Oasis savonne la pente
Takeshi Natsuno, 61 ans, à la tête du groupe depuis 2021, est la cible de critiques en raison de la baisse de la rentabilité de sa société. Oasis Management, spécialiste de l'activisme actionnarial, c'est-à-dire le fait de faire campagne pour provoquer un changement de stratégie ou de gouvernance dans une entreprise, accuse le PDG d'être responsable d'une fuite des profits.
L'un de ses arguments concerne Elden Ring, l'immense succès aux 30 millions d'exemplaires vendus dans le monde. Il est reproché à Kadokawa de ne pas avoir tiré avantage de ce succès commercial pour la bonne raison que FromSoftware n'est l'éditeur du jeu qu'au Japon. Dans le reste du monde, c'est Bandai Namco qui est en charge du jeu et qui a donc tiré l'essentiel des fruits du phénomène de FromSoftware (idem pour Armored Core VI Fires of Rubicon).
Kadokawa a enregistré une rentabilité financière de seulement 0,5 % l'an dernier, contre 8,2 % au début de l'ère Natsuno. En mai, le groupe a publié un bénéfice d'exploitation annuel inférieur à des prévisions pourtant déjà revues à la baisse. Dans le domaine de l'édition de livres, Kadokawa est accusé d'avoir détérioré ses résultats en ayant adopté une stratégie privilégiant la quantité à la qualité. En 2024, les investisseurs espéraient un changement majeur après l'ouverture de discussions avec Sony, mais le géant du divertissement s'est finalement contenté d'une participation de 10 %.
Oasis Management, qui est devenu le premier actionnaire de Kadokawa devant Sony et Tencent, n'est pas seul à juger que Kadokawa doit changer de présidence.

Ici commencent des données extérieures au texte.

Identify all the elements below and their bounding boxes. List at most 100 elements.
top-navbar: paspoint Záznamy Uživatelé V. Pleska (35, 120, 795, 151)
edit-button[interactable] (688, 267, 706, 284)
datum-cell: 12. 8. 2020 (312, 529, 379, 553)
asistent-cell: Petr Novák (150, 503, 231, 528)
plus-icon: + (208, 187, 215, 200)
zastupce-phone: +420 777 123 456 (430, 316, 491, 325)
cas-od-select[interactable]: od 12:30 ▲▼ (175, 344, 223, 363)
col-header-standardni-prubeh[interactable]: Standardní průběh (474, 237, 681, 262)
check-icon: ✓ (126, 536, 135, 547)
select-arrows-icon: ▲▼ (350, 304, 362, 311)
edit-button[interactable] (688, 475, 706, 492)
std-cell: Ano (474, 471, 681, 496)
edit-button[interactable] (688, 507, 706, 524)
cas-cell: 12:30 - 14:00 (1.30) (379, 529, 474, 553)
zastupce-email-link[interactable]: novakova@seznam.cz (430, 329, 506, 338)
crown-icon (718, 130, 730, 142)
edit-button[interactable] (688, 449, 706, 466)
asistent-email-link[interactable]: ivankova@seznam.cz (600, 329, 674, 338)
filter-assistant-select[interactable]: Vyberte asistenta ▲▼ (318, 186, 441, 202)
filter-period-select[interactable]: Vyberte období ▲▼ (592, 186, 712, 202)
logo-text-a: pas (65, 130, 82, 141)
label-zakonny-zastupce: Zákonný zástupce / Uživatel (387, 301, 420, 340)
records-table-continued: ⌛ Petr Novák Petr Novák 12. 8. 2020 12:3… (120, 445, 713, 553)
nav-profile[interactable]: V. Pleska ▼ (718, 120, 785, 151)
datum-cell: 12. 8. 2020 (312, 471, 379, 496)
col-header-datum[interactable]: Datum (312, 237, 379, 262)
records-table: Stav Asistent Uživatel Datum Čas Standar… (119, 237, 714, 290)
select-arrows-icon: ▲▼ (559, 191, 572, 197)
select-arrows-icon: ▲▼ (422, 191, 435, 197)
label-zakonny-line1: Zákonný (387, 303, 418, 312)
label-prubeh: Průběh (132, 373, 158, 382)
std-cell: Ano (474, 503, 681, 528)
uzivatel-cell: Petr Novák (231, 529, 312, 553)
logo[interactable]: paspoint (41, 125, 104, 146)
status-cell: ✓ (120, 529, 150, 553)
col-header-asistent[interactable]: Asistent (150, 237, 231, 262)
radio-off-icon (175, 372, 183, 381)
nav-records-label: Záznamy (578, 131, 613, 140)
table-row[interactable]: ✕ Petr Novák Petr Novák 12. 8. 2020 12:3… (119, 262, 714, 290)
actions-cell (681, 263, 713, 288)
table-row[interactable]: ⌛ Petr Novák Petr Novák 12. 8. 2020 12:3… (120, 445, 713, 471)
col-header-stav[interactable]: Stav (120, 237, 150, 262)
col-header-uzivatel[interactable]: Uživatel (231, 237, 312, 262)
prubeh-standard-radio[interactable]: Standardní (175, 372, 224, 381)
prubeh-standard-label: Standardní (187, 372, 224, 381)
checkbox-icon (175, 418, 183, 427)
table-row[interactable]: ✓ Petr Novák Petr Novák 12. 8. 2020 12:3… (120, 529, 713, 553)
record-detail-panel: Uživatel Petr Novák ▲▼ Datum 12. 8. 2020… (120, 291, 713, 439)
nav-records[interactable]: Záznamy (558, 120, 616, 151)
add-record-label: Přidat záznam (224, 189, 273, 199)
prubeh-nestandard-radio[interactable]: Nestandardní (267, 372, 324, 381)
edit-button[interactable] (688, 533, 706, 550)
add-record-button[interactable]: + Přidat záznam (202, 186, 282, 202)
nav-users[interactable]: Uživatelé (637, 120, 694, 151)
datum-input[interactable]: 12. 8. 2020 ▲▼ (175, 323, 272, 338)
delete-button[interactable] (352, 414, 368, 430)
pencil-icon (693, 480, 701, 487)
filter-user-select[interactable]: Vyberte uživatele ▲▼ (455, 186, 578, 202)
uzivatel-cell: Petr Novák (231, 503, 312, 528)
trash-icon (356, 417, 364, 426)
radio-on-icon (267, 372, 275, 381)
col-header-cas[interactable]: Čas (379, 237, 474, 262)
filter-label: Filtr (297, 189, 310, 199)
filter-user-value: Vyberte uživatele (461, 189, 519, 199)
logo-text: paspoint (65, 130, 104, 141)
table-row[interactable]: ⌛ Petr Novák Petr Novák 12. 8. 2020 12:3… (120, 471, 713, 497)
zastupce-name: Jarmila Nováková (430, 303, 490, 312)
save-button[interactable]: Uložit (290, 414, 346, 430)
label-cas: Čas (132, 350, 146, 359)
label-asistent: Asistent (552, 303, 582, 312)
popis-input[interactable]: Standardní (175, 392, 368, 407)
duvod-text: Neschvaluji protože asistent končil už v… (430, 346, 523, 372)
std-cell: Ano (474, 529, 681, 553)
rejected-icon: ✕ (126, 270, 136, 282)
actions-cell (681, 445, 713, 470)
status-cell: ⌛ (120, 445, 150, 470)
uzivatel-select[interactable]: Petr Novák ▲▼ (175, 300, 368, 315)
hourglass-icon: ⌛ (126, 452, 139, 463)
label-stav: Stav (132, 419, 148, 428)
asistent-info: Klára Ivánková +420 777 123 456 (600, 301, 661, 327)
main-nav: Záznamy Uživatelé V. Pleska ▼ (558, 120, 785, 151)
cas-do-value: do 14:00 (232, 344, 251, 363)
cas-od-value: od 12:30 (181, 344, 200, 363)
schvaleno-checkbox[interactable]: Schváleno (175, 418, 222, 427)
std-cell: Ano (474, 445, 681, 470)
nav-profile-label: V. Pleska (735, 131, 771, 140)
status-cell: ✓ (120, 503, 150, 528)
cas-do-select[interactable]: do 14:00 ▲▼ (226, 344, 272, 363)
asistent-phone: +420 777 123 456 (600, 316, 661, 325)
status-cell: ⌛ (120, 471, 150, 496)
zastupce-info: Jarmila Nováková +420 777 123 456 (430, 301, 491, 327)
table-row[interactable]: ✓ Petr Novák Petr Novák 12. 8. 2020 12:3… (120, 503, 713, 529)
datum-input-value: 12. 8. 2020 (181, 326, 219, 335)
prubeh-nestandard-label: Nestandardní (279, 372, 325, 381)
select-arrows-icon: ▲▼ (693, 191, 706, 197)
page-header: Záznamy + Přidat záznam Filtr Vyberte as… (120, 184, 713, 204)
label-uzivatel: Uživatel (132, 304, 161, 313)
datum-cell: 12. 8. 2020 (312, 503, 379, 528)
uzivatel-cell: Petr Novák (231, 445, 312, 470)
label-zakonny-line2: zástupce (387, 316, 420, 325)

D'autres actionnaires se sont ralliés à sa cause, comme le prouvent les résultats de la dernière assemblée générale qui a eu lieu mercredi. Alors qu'il avait recueilli 90 % des suffrages lors du vote annuel en 2025, Takeshi Natsuno a certes sauvé sa tête pour cette fois, mais en ne ralliant qu'un peu moins de 60 % des votes. Autant dire qu'Oasis Management va pouvoir continuer de faire pression sur le dirigeant jusqu'à obtenir, peut-être, satisfaction.